TAVR is now being introduced to younger patients in whom life expectancy may exceed the durability of bioprosthetic valves. ViV TAVR, as an alternative to redo-SAVR, is proving to be a gamechanger, including for those with non-fracturable valves such as the Trifecta valve. With the reduction in the use of mechanical valves even in younger patients, the need for chronic warfarin therapy and its accompanying bleeding risk can be avoided. Successful ViV TAVR in various settings is changing the landscape in the treatment of valvular heart disease, making the preference for bioprosthetic valves in initial valve replacement increasingly feasible.
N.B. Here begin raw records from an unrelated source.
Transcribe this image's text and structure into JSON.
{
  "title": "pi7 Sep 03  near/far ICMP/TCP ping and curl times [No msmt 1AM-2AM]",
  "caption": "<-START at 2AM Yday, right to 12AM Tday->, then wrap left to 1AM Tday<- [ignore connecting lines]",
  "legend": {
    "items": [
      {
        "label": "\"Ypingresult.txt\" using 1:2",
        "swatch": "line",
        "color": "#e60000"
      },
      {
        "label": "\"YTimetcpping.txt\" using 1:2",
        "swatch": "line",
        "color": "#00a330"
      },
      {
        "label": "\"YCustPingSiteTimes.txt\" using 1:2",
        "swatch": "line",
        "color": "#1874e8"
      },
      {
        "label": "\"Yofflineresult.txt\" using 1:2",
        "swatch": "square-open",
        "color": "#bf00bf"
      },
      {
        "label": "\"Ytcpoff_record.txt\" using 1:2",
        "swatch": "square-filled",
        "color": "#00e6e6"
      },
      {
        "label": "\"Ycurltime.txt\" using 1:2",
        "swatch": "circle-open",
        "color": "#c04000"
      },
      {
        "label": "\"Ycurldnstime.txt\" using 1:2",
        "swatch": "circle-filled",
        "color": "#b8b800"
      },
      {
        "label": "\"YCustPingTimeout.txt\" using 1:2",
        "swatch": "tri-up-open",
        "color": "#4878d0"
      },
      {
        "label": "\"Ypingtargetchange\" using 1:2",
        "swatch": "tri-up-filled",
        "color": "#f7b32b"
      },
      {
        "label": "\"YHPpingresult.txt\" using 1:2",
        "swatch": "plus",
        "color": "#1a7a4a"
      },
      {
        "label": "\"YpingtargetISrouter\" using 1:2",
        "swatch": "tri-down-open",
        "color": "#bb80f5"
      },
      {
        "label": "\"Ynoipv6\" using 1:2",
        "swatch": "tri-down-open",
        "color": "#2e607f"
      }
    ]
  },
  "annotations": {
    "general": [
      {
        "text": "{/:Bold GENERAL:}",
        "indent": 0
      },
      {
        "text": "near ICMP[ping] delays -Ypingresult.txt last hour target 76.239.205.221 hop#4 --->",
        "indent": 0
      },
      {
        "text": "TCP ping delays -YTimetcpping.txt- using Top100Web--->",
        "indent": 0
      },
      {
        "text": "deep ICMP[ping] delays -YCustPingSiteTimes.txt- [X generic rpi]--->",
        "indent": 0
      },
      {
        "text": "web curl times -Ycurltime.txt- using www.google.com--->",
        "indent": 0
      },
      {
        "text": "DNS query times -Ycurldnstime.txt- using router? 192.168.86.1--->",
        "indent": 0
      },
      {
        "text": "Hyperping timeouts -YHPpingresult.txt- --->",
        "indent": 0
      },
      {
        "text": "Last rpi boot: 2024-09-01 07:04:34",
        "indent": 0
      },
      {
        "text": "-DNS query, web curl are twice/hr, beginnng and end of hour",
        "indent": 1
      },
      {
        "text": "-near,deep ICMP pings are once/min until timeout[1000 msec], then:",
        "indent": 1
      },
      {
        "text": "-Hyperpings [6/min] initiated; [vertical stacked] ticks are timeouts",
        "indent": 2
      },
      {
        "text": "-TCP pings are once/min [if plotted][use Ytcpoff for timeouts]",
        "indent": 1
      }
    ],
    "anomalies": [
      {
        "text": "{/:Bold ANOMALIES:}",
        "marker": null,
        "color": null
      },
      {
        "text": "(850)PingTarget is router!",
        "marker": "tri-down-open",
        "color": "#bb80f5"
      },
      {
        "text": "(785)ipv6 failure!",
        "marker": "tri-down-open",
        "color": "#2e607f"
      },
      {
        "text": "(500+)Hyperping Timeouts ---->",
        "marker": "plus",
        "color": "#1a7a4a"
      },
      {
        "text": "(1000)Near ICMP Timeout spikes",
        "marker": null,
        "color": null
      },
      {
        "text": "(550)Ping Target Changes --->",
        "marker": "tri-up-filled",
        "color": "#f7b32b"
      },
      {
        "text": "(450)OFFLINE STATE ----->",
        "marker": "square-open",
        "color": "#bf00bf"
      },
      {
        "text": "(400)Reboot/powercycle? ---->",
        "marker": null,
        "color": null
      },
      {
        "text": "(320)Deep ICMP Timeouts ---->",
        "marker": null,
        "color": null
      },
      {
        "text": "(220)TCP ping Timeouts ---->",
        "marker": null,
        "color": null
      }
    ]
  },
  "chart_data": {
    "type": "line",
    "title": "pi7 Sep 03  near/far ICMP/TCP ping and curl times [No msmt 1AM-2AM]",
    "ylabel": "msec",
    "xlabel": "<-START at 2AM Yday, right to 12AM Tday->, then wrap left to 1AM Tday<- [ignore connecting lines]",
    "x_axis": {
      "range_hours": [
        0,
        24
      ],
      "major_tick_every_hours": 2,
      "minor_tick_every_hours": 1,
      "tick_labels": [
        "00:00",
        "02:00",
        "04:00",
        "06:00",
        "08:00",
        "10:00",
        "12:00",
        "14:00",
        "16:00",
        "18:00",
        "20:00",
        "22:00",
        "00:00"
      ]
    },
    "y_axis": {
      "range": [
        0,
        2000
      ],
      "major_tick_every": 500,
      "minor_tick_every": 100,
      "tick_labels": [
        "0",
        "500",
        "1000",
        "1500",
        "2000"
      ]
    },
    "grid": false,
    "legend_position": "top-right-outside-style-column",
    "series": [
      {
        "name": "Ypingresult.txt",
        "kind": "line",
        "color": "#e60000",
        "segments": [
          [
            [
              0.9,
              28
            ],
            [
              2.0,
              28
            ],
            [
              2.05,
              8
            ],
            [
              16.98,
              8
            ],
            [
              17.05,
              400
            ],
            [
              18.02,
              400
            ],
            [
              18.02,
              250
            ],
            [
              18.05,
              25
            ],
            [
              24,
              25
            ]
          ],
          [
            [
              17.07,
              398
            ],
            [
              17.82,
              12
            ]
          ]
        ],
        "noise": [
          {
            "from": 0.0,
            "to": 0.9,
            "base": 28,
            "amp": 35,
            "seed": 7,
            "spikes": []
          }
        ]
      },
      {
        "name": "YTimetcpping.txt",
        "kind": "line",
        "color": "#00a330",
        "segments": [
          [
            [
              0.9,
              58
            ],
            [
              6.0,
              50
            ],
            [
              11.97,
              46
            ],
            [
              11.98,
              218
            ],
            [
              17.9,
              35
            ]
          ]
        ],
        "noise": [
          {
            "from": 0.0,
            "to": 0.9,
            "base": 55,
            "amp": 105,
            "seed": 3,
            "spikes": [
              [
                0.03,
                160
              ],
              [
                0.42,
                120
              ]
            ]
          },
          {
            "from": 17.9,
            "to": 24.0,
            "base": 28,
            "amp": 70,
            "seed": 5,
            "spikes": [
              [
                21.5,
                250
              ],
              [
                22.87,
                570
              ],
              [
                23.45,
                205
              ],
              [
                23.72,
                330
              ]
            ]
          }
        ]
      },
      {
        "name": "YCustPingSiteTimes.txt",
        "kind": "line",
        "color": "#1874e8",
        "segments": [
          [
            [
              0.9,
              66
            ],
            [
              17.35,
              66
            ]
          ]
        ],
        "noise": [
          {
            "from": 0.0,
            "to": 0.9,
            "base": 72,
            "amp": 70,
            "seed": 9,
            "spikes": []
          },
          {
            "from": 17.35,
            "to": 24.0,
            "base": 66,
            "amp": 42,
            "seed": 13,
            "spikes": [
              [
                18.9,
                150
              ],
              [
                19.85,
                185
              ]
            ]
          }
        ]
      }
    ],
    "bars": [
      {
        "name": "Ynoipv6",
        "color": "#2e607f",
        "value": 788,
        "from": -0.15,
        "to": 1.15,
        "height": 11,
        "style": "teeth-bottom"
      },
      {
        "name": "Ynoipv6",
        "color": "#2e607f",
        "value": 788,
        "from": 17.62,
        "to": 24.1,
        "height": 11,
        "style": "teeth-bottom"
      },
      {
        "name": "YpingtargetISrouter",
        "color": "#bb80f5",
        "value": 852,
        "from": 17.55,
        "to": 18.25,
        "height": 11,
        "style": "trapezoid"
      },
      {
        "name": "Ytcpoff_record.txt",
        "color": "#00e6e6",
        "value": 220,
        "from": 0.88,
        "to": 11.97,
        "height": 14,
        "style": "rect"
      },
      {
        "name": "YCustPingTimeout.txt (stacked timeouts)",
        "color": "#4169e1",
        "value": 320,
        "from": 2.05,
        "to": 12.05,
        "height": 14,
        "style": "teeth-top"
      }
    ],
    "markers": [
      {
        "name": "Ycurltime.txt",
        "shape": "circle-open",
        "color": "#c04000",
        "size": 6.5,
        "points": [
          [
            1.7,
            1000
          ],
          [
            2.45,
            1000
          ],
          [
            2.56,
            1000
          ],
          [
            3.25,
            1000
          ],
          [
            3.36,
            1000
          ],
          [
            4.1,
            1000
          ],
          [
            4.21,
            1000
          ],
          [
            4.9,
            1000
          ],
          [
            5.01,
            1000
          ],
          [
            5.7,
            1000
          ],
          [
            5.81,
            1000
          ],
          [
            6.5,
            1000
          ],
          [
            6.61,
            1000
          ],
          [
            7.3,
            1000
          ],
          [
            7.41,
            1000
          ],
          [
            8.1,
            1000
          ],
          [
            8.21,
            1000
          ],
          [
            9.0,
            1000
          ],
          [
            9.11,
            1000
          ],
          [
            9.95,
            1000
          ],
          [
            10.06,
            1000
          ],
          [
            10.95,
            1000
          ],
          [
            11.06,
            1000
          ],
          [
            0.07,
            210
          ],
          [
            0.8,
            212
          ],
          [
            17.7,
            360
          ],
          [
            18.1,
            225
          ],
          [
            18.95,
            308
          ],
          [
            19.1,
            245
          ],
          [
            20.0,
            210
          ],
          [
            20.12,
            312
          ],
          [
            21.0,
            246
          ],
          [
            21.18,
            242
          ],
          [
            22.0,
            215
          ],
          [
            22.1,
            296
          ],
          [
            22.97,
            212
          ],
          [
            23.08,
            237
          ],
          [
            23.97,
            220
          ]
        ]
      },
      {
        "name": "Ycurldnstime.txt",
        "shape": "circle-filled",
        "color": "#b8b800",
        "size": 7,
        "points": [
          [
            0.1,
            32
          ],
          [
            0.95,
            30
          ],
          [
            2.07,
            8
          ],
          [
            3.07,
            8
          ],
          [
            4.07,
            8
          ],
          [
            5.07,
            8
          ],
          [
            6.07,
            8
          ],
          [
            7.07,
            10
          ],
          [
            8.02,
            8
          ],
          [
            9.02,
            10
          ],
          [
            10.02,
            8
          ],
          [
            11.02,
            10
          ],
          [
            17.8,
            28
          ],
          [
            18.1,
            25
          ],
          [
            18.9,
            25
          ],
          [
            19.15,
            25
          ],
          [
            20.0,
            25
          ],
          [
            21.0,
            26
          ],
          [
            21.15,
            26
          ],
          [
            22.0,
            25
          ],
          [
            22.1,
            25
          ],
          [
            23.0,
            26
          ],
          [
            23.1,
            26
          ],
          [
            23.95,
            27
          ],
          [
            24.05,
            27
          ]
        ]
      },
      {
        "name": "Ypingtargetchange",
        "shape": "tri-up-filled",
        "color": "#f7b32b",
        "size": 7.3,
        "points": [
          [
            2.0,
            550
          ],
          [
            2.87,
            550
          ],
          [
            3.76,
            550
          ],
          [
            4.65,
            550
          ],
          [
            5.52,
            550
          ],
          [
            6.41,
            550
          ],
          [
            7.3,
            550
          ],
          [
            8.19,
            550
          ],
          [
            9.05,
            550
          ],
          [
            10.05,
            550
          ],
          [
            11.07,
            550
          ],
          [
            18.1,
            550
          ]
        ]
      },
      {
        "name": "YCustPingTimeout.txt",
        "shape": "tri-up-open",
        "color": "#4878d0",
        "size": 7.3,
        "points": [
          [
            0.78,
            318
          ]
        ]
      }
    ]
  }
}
SAVR remains the primary treatment for severe aortic stenosis in the Philippines, in particular at tertiary centres, such as The Medical City and the Philippine Heart Center, where cardiothoracic surgery programs are robust and supported by multidisciplinary heart teams.27,28 SAVR is still the preferred choice for younger patients, individuals with bicuspid valves, endocarditis or complex anatomy needing additional procedures.29 However, recently, transcatheter aortic valve implantation has seen rapid growth. St Luke’s Medical Center performed its 200th TAVR in 2022, highlighting the programme’s maturity and the increase in procedures.30 The Philippine Heart Center demonstrated scalability by conducting six transcatheter aortic valve implantation procedures in a single day in 2025.28 Regional expansion includes Davao Doctors Hospital, which completed its first transcatheter aortic valve implantation in 2024, and device diversification was evident with the Chinese General Hospital’s first use of the Edwards SAPIEN valve in the same year.31,32
These developments carry significant implications for structural valve deterioration. Bioprosthetic valves generally last 10–15 years, and as more Filipino patients undergo SAVR with tissue valves, ViV procedures will become increasingly important.29 With more than 200 cumulative TAVR cases at a single institution and expanding national infrastructure, centres in the Philippines are well-positioned to consider ViV as a safe alternative to repeat surgery.30 The case presented here, being the first ViV implantation in a surgically implanted Trifecta bioprosthesis, serves as a milestone in this rapidly advancing field of cardiovascular medicine.
Conclusion
ViV-TAVR provides a less invasive treatment option for patients with deteriorating bioprosthetic valves, including those with non-fracturable designs, and may offer advantages such as faster recovery and reduced perioperative morbidity compared with redo-SAVR. Early bioprosthetic valve thrombosis should be considered when a transvalvular gradient is elevated or rising, as prompt recognition is essential to prevent further valve dysfunction. In this case, early initiation of anticoagulation was associated with improved valve haemodynamics; however, these observations are limited to a single patient and should be interpreted with caution. Additional evidence from larger case series or prospective studies will be important to better define the safety, efficacy, and optimal management strategies for early bioprosthetic valve thrombosis following ViV-TAVR.